RCM – Jean-Paul Sartre – awkwardly always wants to be played on the left, and has a tendency to disappear in the big games into Nothingness. Has also been sick during warm-ups.
AMC – Lactantius – Lucius Caecilius Firmianus Lactantius, like every good schemer, is known simply by one name. The creative hub of the team has a Cantona-esque turn of phrase to describe his game: “it is the business of the poet elegantly and with oblique figures to turn and transfer things that have really occurred into other representations”.
AMC – Simone de Beauvoir – her refusal to fit into the role assigned for her makes her a coach’s nightmare, but she forms a productive partnership with Sartre. The team’s trequartista.
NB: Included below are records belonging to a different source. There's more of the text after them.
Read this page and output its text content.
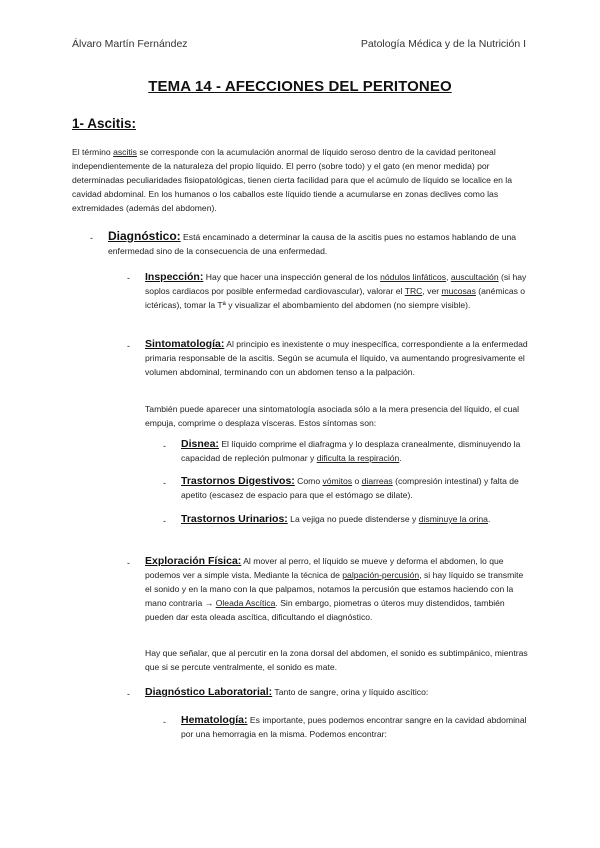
Álvaro Martín Fernández	Patología Médica y de la Nutrición I
TEMA 14 - AFECCIONES DEL PERITONEO
1- Ascitis:
El término ascitis se corresponde con la acumulación anormal de líquido seroso dentro de la cavidad peritoneal independientemente de la naturaleza del propio líquido. El perro (sobre todo) y el gato (en menor medida) por determinadas peculiaridades fisiopatológicas, tienen cierta facilidad para que el acúmulo de líquido se localice en la cavidad abdominal. En los humanos o los caballos este líquido tiende a acumularse en zonas declives como las extremidades (además del abdomen).
- Diagnóstico: Está encaminado a determinar la causa de la ascitis pues no estamos hablando de una enfermedad sino de la consecuencia de una enfermedad.
- Inspección: Hay que hacer una inspección general de los nódulos linfáticos, auscultación (si hay soplos cardiacos por posible enfermedad cardiovascular), valorar el TRC, ver mucosas (anémicas o ictéricas), tomar la Tª y visualizar el abombamiento del abdomen (no siempre visible).
- Sintomatología: Al principio es inexistente o muy inespecífica, correspondiente a la enfermedad primaria responsable de la ascitis. Según se acumula el líquido, va aumentando progresivamente el volumen abdominal, terminando con un abdomen tenso a la palpación.
También puede aparecer una sintomatología asociada sólo a la mera presencia del líquido, el cual empuja, comprime o desplaza vísceras. Estos síntomas son:
- Disnea: El líquido comprime el diafragma y lo desplaza cranealmente, disminuyendo la capacidad de repleción pulmonar y dificulta la respiración.
- Trastornos Digestivos: Como vómitos o diarreas (compresión intestinal) y falta de apetito (escasez de espacio para que el estómago se dilate).
- Trastornos Urinarios: La vejiga no puede distenderse y disminuye la orina.
- Exploración Física: Al mover al perro, el líquido se mueve y deforma el abdomen, lo que podemos ver a simple vista. Mediante la técnica de palpación-percusión, si hay líquido se transmite el sonido y en la mano con la que palpamos, notamos la percusión que estamos haciendo con la mano contraria → Oleada Ascítica. Sin embargo, piometras o úteros muy distendidos, también pueden dar esta oleada ascítica, dificultando el diagnóstico.
Hay que señalar, que al percutir en la zona dorsal del abdomen, el sonido es subtimpánico, mientras que si se percute ventralmente, el sonido es mate.
- Diagnóstico Laboratorial: Tanto de sangre, orina y líquido ascítico:
- Hematología: Es importante, pues podemos encontrar sangre en la cavidad abdominal por una hemorragia en la misma. Podemos encontrar:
CF – Roman Jakobson – an extremely technical player has learned from the greats by endlessly studying their moves. Also coined the phrase ‘form is permanent; class is temporary’.
Wolfgang Iser – the team’s substitute keeper’s flashy saves show he cares about little beyond what the audience think of him.
Aristotle – while largely superseded by younger, fitter players, his influence on the team cannot be underestimated. Invented the beautiful game and everyone wants to copy him.
Jonathan Culler – a very superstitious player, he looks for signs in everything. Fined once for not texting enough in training.
WK Wimsatt – while desperate to be seen as a team player, Wimsatt’s use is restricted by his selfish focus on the individual’s role and not the end result.
Derrida – his inability to accept intrinsic meaning in anything means he tends to disrupt the tactical set-up but he can flourish in the ragged, later stages of a game when order gives way to openness.
J. Hillis Miller – see Derrida, but more so; the equivalent of starting with your goalkeeper upfront.
Roland Barthes – while extremely talented, he is currently benched due to disciplinary problems having tried to kill the manager.
Manager and first team coach: Ferdinand de Saussure and Claude Levi-Strauss – noted for the organisational ability of their terms, both coaches would argue that the team is greater than the sum of its parts and only becomes significant when so assembled. Saussure does the thinking, Levi-Strauss does the talking.
Referee: Plato – sadly, he is likely to send everyone off.
The match will be broadcast live and commentary will be provided by Averroes.